Magistrado ponente: Jorge Luis Quintero Milanes

Decreto 1212 de 1990Decreto 2591 de 1991Ley 48 de 1993

CORTE SUPREMA DE JUSTICIA TUTELA No. 40184 VICENTE FERRER APRAEZ APRAEZ República de Colombia Corte Suprema de Justicia TUTELA No. 40184 VICENTE FERRER APRAEZ APRAEZ República de Colombia Corte Suprema de Justicia CORTE SUPREMA DE JUSTICIA SALA DE CASACIÓN PENAL SALA SEGUNDA DE DECISIÓN DE TUTELAS Magistrado ponente JORGE LUIS QUINTERO MILANÉS Aprobado Acta No. 22 Bogotá D.C., enero veintinueve (29) de dos mil nueve (2009) V I S T O S Se pronuncia la Sala sobre la impugnación propuesta por el accionante VICENTE FERRER APRAEZ APRAEZ, contra el fallo de tutela emitido por la Sala de Decisión Penal del Tribunal Superior de Bogotá el 12 de diciembre de 2008, mediante el cual negó el amparo constitucional a los derechos fundamentales que considera vulnerados por la Escuela Militar de Cadetes “General José María Córdova” y la Oficina de Archivo del Ministerio de Defensa Nacional.

ANTECEDENTES Y FUNDAMENTOS DE LA DEMANDA Refiere la demanda, que VICENTE FERRER APRAEZ APRAEZ elevó derecho de petición el 18 de junio de 2008 ante la Escuela Militar de Cadetes “General José María Cordova” solicitando la expedición de una certificación en la cual se acredite la prestación del servicio militar obligatorio en virtud de su permanencia como alumno de dicha institución, documento que requiere para cumplir con los trámites necesarios de la pensión. Al respecto, el Oficial B-1 de la Escuela Militar reseñada expidió constancia el 1º de julio de 2008, a través de la cual señaló que el peticionario ingresó como estudiante el 25 de marzo de 1963 y se retiró el 9 de junio de 1965.

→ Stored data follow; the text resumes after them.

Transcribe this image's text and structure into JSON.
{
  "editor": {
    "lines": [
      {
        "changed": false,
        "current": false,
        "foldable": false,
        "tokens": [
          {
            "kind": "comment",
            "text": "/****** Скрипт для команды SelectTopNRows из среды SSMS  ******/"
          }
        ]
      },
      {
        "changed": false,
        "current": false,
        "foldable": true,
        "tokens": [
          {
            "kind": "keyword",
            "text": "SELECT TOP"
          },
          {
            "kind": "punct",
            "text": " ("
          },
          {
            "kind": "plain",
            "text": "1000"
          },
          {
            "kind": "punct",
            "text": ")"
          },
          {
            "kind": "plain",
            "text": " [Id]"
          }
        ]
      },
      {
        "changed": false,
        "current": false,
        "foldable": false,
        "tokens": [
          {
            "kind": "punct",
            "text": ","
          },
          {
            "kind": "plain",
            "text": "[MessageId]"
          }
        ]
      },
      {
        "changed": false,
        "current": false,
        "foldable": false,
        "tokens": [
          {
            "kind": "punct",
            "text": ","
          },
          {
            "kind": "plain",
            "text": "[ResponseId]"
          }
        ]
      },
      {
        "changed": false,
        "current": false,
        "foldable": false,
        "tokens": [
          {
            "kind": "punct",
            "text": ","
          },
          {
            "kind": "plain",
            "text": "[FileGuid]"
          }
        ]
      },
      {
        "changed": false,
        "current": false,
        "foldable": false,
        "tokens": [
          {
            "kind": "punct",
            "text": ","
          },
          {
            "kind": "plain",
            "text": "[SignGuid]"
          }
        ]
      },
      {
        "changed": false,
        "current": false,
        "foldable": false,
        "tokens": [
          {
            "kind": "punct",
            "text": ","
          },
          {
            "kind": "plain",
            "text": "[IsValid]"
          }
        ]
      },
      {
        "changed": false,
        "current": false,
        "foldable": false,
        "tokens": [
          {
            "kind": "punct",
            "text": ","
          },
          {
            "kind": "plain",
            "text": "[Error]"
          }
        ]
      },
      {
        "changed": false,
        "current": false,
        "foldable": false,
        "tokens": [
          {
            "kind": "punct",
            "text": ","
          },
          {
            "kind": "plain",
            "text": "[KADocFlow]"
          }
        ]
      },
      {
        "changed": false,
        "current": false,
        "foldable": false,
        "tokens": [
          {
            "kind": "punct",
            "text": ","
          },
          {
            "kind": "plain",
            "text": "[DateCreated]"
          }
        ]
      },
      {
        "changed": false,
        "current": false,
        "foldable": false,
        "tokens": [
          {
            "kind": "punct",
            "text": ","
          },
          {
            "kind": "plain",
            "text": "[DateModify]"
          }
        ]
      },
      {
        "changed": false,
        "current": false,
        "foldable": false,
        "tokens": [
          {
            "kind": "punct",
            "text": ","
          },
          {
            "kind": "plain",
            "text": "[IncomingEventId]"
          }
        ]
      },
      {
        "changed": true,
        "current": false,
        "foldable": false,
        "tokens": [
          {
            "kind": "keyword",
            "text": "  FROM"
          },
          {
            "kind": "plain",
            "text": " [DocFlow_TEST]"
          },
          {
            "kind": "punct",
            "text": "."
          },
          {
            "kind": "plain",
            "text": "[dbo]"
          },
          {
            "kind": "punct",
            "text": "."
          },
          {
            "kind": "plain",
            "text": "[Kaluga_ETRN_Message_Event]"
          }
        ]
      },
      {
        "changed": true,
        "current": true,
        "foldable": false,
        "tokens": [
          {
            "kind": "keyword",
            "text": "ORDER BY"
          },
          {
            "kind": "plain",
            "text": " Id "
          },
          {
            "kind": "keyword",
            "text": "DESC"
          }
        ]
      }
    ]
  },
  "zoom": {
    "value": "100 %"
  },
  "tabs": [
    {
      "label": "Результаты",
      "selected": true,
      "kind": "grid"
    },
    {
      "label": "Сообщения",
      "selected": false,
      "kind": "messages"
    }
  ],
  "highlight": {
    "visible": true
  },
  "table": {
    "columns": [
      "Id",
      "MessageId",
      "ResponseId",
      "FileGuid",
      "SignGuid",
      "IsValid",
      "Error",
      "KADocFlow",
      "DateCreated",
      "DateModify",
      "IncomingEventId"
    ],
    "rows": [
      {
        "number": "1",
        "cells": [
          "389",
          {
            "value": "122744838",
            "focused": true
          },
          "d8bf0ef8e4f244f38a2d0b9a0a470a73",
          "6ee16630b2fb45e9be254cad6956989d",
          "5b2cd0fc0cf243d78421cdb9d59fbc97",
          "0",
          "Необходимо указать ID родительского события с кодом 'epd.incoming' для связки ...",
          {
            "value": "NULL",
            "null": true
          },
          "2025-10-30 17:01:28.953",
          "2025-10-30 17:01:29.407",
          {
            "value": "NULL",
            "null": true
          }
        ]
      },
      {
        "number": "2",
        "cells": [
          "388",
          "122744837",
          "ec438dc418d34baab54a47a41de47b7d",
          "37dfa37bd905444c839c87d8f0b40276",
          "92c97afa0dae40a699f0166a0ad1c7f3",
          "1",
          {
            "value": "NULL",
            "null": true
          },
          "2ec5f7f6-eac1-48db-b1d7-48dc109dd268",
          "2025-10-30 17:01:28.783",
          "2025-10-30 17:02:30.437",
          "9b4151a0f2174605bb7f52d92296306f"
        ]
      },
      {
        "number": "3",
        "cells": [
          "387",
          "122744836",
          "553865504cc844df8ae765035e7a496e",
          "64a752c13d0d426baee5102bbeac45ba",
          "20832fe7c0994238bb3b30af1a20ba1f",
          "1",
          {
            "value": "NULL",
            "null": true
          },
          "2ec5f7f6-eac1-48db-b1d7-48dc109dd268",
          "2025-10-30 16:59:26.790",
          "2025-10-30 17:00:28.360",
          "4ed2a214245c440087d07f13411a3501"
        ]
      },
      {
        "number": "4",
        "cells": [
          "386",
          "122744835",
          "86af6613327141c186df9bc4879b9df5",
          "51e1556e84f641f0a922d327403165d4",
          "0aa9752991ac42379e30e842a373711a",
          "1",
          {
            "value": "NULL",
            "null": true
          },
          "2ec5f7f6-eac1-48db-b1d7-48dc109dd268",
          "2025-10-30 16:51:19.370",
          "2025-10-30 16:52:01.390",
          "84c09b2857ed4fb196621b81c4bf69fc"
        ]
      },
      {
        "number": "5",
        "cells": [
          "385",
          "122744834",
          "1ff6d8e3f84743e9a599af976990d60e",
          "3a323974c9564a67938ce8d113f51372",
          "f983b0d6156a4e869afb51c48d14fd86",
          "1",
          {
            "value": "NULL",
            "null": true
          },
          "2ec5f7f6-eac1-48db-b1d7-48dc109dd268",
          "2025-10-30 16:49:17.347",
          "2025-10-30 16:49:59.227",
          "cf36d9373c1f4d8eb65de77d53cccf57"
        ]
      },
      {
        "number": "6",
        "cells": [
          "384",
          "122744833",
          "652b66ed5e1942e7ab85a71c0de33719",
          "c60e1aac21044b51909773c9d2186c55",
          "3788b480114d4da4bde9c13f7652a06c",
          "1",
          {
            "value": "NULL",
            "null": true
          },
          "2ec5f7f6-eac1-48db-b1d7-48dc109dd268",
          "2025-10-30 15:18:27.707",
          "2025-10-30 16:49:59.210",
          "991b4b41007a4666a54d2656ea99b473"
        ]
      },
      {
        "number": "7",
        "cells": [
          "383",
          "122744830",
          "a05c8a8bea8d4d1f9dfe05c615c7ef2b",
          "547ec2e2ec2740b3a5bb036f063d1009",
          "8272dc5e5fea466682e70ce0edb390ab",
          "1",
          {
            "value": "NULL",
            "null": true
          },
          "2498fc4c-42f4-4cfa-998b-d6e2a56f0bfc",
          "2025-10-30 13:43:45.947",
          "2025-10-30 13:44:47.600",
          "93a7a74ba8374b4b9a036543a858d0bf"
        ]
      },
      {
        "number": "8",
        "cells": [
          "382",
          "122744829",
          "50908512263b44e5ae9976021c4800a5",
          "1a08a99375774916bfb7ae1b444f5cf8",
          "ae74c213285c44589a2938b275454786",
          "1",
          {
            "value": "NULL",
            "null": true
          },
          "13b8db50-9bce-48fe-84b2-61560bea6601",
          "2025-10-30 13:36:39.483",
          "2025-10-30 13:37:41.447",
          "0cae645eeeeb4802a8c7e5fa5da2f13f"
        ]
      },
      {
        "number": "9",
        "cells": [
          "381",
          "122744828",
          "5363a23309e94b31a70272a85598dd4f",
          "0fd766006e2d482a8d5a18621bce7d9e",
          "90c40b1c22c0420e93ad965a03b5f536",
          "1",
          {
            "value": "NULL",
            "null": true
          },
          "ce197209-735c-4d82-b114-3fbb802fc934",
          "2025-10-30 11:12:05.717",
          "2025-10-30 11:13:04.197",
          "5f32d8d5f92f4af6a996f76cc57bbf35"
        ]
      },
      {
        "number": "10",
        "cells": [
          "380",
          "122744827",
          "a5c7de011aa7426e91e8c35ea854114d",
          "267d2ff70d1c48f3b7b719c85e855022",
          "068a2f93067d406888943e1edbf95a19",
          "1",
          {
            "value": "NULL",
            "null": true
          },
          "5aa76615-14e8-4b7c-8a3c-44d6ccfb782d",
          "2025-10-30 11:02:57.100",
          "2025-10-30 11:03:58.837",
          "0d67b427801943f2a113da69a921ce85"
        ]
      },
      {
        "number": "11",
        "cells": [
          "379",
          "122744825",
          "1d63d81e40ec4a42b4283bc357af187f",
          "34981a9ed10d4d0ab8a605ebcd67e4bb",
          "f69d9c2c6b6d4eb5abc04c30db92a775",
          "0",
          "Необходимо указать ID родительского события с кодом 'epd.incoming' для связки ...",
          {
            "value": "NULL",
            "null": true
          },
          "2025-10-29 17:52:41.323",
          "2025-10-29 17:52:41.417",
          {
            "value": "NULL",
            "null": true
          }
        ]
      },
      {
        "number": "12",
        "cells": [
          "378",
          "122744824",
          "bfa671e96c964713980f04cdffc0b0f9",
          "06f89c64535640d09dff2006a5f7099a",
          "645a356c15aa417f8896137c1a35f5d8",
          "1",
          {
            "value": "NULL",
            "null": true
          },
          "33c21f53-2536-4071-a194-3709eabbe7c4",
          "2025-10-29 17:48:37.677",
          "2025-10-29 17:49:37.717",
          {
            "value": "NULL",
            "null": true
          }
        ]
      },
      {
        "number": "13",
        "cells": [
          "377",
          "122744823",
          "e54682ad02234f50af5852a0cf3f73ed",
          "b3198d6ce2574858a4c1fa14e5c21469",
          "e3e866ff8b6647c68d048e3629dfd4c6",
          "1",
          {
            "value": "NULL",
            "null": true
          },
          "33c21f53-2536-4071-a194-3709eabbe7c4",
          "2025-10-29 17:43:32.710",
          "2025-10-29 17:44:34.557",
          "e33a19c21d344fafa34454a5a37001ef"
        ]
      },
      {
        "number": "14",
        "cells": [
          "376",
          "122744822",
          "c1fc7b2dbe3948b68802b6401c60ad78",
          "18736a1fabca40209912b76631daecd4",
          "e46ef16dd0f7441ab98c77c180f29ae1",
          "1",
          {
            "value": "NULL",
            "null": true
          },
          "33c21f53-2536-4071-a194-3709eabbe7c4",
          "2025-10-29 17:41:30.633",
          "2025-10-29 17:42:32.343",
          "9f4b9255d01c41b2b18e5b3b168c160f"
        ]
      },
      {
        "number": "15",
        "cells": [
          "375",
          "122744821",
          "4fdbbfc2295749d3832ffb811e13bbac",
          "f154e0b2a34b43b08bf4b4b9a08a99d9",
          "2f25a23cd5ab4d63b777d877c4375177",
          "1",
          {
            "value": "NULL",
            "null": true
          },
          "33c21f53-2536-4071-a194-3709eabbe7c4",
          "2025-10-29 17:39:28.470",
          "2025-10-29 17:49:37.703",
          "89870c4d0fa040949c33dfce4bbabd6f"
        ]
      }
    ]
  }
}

Es así que, tras considerar que la anterior respuesta no cumple con las finalidades previstas por la Ley 48 de 1993 y el Decreto 1212 de 1990, el prenombrado presentó nueva solicitud el 22 de julio de 2008 advirtiendo que su verdadero interés se refiere al hecho que siendo alumno paralelamente era militar y como tal, durante el tiempo de permanencia en la institución acreditó el cumplimiento de la prestación del servicio militar obligatorio, por lo que en ese sentido esperaba obtener la certificación. Seguidamente el Director de la Escuela Militar ofreció respuesta con oficio del 15 de agosto siguiente, advirtiéndole al señor APRAEZ APRAEZ la condición que ostentó durante el tiempo que permaneció es esa institución fue la de alumno en el grado de cadete, el cual no corresponde a ningún grado del Escalafón Militar y tampoco es equivalente al servicio militar obligatorio.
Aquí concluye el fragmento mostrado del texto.